The young Leonard Cohen had no use for posterity, which he considered a cheap kind of eternity. “I want to see the headlines,” he told a CBC interviewer in 1966. “I’m not interested in an insurance plan for my work.”
Posthumous attention is out of the troubadour’s hands, four years after his death. But he might be pleased to know he’s still getting headlines.
The Musée d’art contemporain de Montréal (MAC) has launched the online exhibition Leonard Cohen: A Crack in Everything, a virtual version of the mammoth multimedia exhibition of the same name that drew record-setting crowds to the Musée in 2017. Additional non-Cohen elements from the museum’s collection have been added to the original pieces for the digital presentation.
“It’s a way to make links with other works of art while keeping the Cohen experience alive,” says John Zeppetelli, the MAC director-general and chief curator who put together both versions of the exhibit with guest curator Victor Shiffman.
Original and added works are grouped into four themes the gravel-voiced troubadour famously explored in his own work: love, spirituality and humility, poetic thought, and loss and desire. For example, Marina Abramovic’s Self Portrait with Skeleton (2003) was brought back under the loss-and-desire heading, where it sits on an online page with the Cohen poems Dead Song and I Want to Hold Some Lady.
An excerpt from Atom Egoyan’s 2002 video installation Hors d’usage : le récit de Marie-France Marcil is also resurrected. The connection to Cohen is tenuous at best, but the curators judged it a thematic fit.
For technical and creative reasons, some of the original works are reduced in scope digitally. Candice Breitz’s installation I’m Your Man (A Portrait of Leonard Cohen), with 18 elderly men independently performing versions of an entire Cohen album across 18 video screens, was pared down to a single song.
I'm Your Man (A Portrait of Leonard Cohen), 2017, by artist Candice Breitz, shows 18 elderly men singing a Cohen song.Candice Breitz/Handout
Developed as part of Montreal’s 375th-anniversary celebrations, the original show opened on Nov. 9, 2017, almost exactly one year after Cohen’s death at age 82. The Montreal-centric exhibit was up for four months, drawing more than 315,000 visitors, making it one of the most visited exhibitions in the history of an institution that was founded in 1964.
The exhibition subsequently toured to Denmark and the Jewish Museum in New York. It is set to open in August at the Contemporary Jewish Museum in San Francisco.
Because of copyright restrictions, the virtual version is only available to Canadians. “It’s complicated,” says Zeppetelli. “The estate and Cohen’s manager Robert Kory have their own stewardship of the Leonard Cohen legacy.”
In a nutshell, the museum doesn’t have to budget to pay for the rights to make the virtual exhibit available internationally.
Kory, who rescued Cohen from financial ruin after the singer’s previous manager, Kelley Lynch, embezzled millions, is also the trustee of the estate.
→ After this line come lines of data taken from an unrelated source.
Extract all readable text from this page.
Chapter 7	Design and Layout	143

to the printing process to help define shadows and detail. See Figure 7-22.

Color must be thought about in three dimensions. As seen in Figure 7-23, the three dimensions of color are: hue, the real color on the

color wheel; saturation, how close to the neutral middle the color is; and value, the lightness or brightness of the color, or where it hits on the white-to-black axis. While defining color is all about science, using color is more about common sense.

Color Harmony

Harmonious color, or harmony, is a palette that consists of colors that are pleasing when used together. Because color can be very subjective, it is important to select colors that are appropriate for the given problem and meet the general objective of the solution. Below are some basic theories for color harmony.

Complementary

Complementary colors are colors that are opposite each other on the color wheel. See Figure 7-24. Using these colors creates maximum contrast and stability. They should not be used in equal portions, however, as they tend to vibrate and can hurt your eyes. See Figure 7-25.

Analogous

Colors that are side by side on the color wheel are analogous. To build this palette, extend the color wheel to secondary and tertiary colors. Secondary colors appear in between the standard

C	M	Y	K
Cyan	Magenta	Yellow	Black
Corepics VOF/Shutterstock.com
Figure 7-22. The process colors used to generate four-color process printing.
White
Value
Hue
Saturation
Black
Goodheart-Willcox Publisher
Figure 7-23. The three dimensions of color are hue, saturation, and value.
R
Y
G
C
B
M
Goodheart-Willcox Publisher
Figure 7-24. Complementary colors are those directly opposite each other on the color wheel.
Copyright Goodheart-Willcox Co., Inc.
The L.A-based lawyer did not respond to an interview request for this story, but he did speak to The Canadian Press in 2018.
“My role is to have more people encounter Leonard Cohen, because if they encounter Leonard Cohen, they’re going to find something deeper and ultimately something that will uplift them,” he said.
Kory used the term “aesthetic determination” when explaining the factors that determined which Cohen-related projects he greenlit. The singer was still alive when Zeppetelli first pitched his concept, and although he left most of the decision-making on the use of his works and images to Kory, Cohen did approve of what the MAC was doing.
“We got a cryptic message from Robert Kory saying, ‘Leonard will not get in your way.’ Which, to us, said, “Go ahead.’”
The museum had access to Cohen’s archives but not to the man himself. “We had artists asking for even 30 seconds with him, but that wasn’t going to happen.”
According Zeppetelli, what Cohen and Kory appreciated about Leonard Cohen: A Crack in Everything was that it wasn’t intended to be a biographical blockbuster such as the museum exhibit David Bowie Is that toured the world from 2013 to 2018.
“This isn’t hagiography,” he says. “This is very much about identifying certain themes in Leonard’s writing, poetry and music. We never set out to show Leonard’s fedoras.”